POLITIK DALAM NEGRI
FENOMENA POLITIK KEKERABATAN PADA PELAKSANAAN
PEMILUKADA
Agenda pemilihan umum kepala daerah baik untuk memilih Gubernur dan wakil Gubernur, maupun untuk memilih bupati/wakil bupati dan wali kota/wakil wali kota, telah dilaksanakan berbagai daerah. Pemilukada sudah berlangsung dari pertengahan tahun 2005. namun, hingga kini tidak mudah mengetajui berapa daerah yang telah melaksanakan pemilukada. Tidak ada data yang pasti terkait jumlah daerah yang telahmelakukan pemilukada. Otoritas resmi yang seharusnya memiliki data tersebut, seperti Departermen Dalam Negri dan Komisi pemilihan umum (KPU), pada website-nya
Tidak menampilkan data mengenai jumlah daerah yang melaksanakan pemilukada.
Sementara data yang ditampilkan data yang ditampilkan oleh media massa tidak sama.

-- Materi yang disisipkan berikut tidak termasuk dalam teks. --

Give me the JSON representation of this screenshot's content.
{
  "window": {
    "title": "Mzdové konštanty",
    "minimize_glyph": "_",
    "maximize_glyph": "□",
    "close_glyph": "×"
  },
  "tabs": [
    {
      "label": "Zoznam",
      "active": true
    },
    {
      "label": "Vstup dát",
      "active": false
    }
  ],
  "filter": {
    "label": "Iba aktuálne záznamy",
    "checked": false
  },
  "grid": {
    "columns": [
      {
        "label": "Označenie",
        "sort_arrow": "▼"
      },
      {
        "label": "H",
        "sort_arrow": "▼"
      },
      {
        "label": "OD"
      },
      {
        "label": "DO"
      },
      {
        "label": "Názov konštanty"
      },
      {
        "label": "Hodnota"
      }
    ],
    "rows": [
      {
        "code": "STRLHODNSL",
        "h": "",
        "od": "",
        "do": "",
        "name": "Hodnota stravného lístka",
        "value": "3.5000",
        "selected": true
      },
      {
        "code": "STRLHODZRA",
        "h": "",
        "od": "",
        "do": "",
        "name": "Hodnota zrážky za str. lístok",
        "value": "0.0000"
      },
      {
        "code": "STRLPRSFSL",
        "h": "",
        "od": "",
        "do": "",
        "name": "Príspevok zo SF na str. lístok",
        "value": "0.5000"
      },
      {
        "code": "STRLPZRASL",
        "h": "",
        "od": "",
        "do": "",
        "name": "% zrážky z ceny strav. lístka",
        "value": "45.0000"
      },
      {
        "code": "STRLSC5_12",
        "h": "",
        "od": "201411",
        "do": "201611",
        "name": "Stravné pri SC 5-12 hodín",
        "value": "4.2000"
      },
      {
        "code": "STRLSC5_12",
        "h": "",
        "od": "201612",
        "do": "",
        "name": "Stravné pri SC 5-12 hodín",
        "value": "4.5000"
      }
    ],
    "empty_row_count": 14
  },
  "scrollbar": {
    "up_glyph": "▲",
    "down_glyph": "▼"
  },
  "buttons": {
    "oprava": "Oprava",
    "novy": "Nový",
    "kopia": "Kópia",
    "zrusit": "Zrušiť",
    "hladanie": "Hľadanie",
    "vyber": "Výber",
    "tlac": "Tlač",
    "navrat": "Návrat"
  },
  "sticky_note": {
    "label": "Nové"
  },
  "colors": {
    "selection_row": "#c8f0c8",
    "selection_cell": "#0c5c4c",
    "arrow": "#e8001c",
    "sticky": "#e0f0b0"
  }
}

Dari data yang di-release oleh jaringan pendidikan pemilih untuk rakyat (JPRR), pada tahun 2005 pemilukada telah dilakukan di 207 kabupaten/kota 7 provinsi. Sedangkan pada tahun 2006 pemilukada dilaksanakan di 70 kabupaten/kota 7 provinsi. Pemilihan kepala daerah baik di provinsi maupun kabupaten / kota di suatu sisi telah berjalan dengan semestinya. Namun , ada suatu sisi yang dinilai menodai demokerasi, yakni munculnya fenomena politik kekerabatan pada rekrutmen pejabat public pada pelaksanaan pemilukada. Fenomena munculnya politisi bersentimen kekerabatan diketemukan di berbagai daerah. Bursa pencalonan kepala daerah disemarkan dengan tampilnya sejumlah anak dan istri pejabat lama.
Politik Kekerabatan
Prihal melanjutkan kekuasaan politik berputar dikalangan kerabat pertahanan. Memang tidak melanggar hokum karena tidak diatur dalam UU No. 32 tahun 2004 tentang pemerintahan daerah. Namum disuatu sisi praktek itu melanggar fastun politik yakni etika, kepatutan, dan norma umum, karena model itu akan menyumbat regenerasi pimpinan politik local berdasar pada kompetisi yang fair. Di sisi lain, kondisi ini juga menegaskan kepada kita, ada kecendrungan pertahanan sukar uuntuk melepaskan kekuasaan.
Dalam system demokerasi , memang tidak dikenal adanya “putra mahkota”. System demokerasi tidak menutup peluang seseorang untuk tampil menjadi seseorang pemimpin. Selama dirinya mendapat dukungan rakyat, maka selama itu pula dirinya bakal mampu menjadi pemimpin public/ kekuasaan berada ditangan rakyat, benar-benar mengemuka menjadi landaasan utama system demokerasi. Siapa pun dirinya, memiliki ‘hak’ untuk tampil menjadi pejabat public.
Ari Dwipayana dari universitas gajah mada, menyebut tren politik kekerabatan itu sebagai gejala neopatrimonalismetik. Benihnya sudah lama berakar secara tradisional, yakni berupa system patrimonil yang mengutamakan regenerasi politik berdasarkan ikatan genealogis, ketimbang merit system dalam menimbang prestasi.
Adalah hal yang ironi bahwa politisi yang bersistem kekerabatan ini sebagian terpilih pada pemilukada disebagian daerah. Hal ini, karena konservatisme masyarakat kita masih kuat. Masyarakat takut membuat pilihan berbeda, dan mereka ingin aman.
Politik kekerabatan ini lazim dijumpai pada masyarakat tribal-pastrol. Garis kekurangan merupakan garis penentu utama system kepemimpinan komunal, sekaligus menjadi pola pewarisan kekuasaan politik tradisional.